Maska intensywnie regenerująca Karité to nowoczesne wydanie kultowego produktu z lat 50. od Rene Furterer. To formuła, która łączy w sobie właściwości mocno nawilżającego masła Karité, wzmacniających pektyn pigwy, formuły Cimentrio odpowiedzialnej za odbudowę struktury włosa oraz inne upiększające składniki aktywne. Przejrzyjmy pokrótce skład maski do włosów.
Wyciąg z Karité to składnik pozyskiwany z afrykańskiego, świętego drzewa „masłowego”. Od wieków ceni się masło Karité za jego bardzo wysoką wchłanialność oraz bogactwo składników odżywczych, które sprawiają, że maska Rene Furterer jest tak skuteczna. Właśnie ten składnik ma sprawiać, że włosy będą głęboko odżywione, naturalnie pięknie i zdrowe.
Kolejny składnik to wyciąg z owoców pigwy rosnącej u wybrzeży Morza Kaspijskiego. Specjaliście z laboratoriów Rene Furterer pozyskują wyłącznie drogocenne pektyny, które znajdują się w nasionach pigwy. Mają one działanie silnie nawilżające i są bogate w substancje naturalnie wzmacniające, które wspomagają regenerację.

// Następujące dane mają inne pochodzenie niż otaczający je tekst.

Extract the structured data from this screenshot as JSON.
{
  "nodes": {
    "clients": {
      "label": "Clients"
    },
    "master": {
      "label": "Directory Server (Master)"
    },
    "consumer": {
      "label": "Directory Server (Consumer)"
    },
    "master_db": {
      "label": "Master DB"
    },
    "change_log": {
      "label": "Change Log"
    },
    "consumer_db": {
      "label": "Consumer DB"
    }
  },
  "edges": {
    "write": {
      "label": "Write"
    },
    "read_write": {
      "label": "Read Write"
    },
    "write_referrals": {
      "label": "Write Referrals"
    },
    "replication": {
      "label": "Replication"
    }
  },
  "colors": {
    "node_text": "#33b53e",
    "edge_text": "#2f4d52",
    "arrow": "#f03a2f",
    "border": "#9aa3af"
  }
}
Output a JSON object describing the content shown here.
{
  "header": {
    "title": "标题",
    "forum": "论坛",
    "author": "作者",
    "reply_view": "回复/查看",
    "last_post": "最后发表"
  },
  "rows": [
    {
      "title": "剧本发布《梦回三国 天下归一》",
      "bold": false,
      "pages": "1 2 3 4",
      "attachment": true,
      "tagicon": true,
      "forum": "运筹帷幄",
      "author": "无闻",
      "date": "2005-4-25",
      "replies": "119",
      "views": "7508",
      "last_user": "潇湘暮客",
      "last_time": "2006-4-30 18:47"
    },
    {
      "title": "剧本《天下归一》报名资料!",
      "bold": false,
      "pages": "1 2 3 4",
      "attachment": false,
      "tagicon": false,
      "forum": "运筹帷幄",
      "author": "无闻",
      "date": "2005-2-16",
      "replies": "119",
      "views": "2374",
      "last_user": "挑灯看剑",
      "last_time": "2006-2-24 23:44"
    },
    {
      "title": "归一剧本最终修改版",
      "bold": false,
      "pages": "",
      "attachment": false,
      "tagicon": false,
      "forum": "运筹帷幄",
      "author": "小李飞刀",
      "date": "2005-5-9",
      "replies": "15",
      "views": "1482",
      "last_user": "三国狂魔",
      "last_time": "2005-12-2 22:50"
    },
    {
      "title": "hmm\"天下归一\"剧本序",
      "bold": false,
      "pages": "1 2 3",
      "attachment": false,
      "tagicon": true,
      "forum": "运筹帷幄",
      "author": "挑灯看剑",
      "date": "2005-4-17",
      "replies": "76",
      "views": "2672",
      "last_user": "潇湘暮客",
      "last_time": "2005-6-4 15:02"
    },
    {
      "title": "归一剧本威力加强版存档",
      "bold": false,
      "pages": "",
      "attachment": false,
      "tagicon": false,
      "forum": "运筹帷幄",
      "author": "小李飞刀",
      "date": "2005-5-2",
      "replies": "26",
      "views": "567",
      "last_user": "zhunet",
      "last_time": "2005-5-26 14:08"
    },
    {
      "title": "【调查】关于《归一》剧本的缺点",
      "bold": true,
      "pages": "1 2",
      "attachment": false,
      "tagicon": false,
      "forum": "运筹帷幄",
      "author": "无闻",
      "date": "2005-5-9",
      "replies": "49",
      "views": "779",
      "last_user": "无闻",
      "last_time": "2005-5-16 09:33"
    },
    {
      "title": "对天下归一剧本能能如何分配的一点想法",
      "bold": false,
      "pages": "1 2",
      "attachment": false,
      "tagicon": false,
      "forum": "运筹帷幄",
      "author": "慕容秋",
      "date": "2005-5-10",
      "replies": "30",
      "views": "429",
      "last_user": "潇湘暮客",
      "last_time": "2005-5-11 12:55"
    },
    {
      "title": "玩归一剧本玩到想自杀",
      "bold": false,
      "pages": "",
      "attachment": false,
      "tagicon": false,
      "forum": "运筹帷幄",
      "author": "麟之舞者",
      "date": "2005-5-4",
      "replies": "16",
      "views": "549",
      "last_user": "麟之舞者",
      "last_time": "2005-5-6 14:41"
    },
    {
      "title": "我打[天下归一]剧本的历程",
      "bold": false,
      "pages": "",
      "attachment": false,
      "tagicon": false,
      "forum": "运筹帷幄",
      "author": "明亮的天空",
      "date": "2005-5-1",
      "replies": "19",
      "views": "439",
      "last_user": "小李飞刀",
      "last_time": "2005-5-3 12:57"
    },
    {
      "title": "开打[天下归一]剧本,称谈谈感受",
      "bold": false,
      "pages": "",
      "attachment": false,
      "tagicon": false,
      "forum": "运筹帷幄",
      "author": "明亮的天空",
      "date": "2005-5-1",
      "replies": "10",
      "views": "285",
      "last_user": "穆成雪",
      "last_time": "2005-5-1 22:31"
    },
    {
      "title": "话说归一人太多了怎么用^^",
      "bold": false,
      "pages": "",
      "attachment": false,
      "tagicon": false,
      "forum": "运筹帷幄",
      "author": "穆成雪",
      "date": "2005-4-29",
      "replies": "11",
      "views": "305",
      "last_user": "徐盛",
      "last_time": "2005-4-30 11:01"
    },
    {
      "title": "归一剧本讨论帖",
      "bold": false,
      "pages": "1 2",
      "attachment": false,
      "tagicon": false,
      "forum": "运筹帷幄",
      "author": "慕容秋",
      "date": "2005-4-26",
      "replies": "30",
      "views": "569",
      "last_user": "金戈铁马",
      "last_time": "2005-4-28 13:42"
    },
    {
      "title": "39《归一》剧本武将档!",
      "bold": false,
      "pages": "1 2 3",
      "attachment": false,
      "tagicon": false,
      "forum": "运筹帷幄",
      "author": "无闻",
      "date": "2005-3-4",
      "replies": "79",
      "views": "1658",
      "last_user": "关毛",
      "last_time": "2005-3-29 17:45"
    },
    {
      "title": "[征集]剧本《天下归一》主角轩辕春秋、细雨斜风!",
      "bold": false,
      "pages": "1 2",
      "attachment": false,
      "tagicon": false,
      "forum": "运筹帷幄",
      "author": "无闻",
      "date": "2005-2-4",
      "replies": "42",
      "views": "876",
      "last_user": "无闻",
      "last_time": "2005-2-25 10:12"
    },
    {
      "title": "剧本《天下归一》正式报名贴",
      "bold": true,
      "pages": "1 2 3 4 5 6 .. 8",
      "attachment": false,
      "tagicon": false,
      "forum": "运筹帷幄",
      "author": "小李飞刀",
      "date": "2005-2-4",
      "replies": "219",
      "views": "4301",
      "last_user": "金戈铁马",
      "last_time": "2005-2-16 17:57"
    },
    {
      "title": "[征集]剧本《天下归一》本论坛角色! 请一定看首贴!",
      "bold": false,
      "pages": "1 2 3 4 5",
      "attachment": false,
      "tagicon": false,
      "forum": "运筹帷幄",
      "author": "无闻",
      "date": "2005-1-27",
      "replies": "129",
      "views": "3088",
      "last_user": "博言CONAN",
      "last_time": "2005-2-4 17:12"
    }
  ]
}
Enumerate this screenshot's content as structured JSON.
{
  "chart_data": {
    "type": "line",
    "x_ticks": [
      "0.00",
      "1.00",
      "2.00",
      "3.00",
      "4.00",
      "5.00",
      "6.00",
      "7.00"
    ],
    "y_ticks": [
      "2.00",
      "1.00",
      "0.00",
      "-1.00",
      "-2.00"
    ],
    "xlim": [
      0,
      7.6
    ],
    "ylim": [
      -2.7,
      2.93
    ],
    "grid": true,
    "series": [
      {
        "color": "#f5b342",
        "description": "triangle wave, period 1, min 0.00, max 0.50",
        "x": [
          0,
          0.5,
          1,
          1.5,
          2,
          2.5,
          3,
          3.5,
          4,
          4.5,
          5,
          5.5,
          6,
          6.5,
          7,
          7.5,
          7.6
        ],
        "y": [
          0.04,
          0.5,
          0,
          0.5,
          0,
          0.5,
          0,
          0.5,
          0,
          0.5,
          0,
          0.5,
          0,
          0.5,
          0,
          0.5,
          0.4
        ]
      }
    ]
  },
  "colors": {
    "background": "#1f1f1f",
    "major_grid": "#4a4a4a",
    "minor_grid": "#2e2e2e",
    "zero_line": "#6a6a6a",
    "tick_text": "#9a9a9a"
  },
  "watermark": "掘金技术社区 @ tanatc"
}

Najbardziej tajemniczo brzmi suplement Cimentrio, pod którym kryją się jednak dobrze znane białka oraz fosfolipidy. Cimentrio to wbrew pozorom całkowicie naturalny składnik pozyskiwany z soi, który budową przypomina strukturę lipidowej błony komórkowej ludzi. Ten składnik zabezpieczać przed działaniem szkodliwych czynników zewnętrznych oraz odbudowywać włosy.
Tyle na temat naturalnych składników z całego świata, które znajdziemy w masce intensywnie regenerującej Karité Rene Furterer. Omawiając poszczególne składniki zahaczyłam też o tematykę właściwości maski, a więc nie ma sensu rozwodzić się nad nimi więcej. Czego oczekuję? Tego, co na swojej stronie internetowej obiecuje producent – odbudowa włosów, ułatwienie rozczesywania, łatwiejsze układanie i jedwabistą gładkość, której mi brakuje.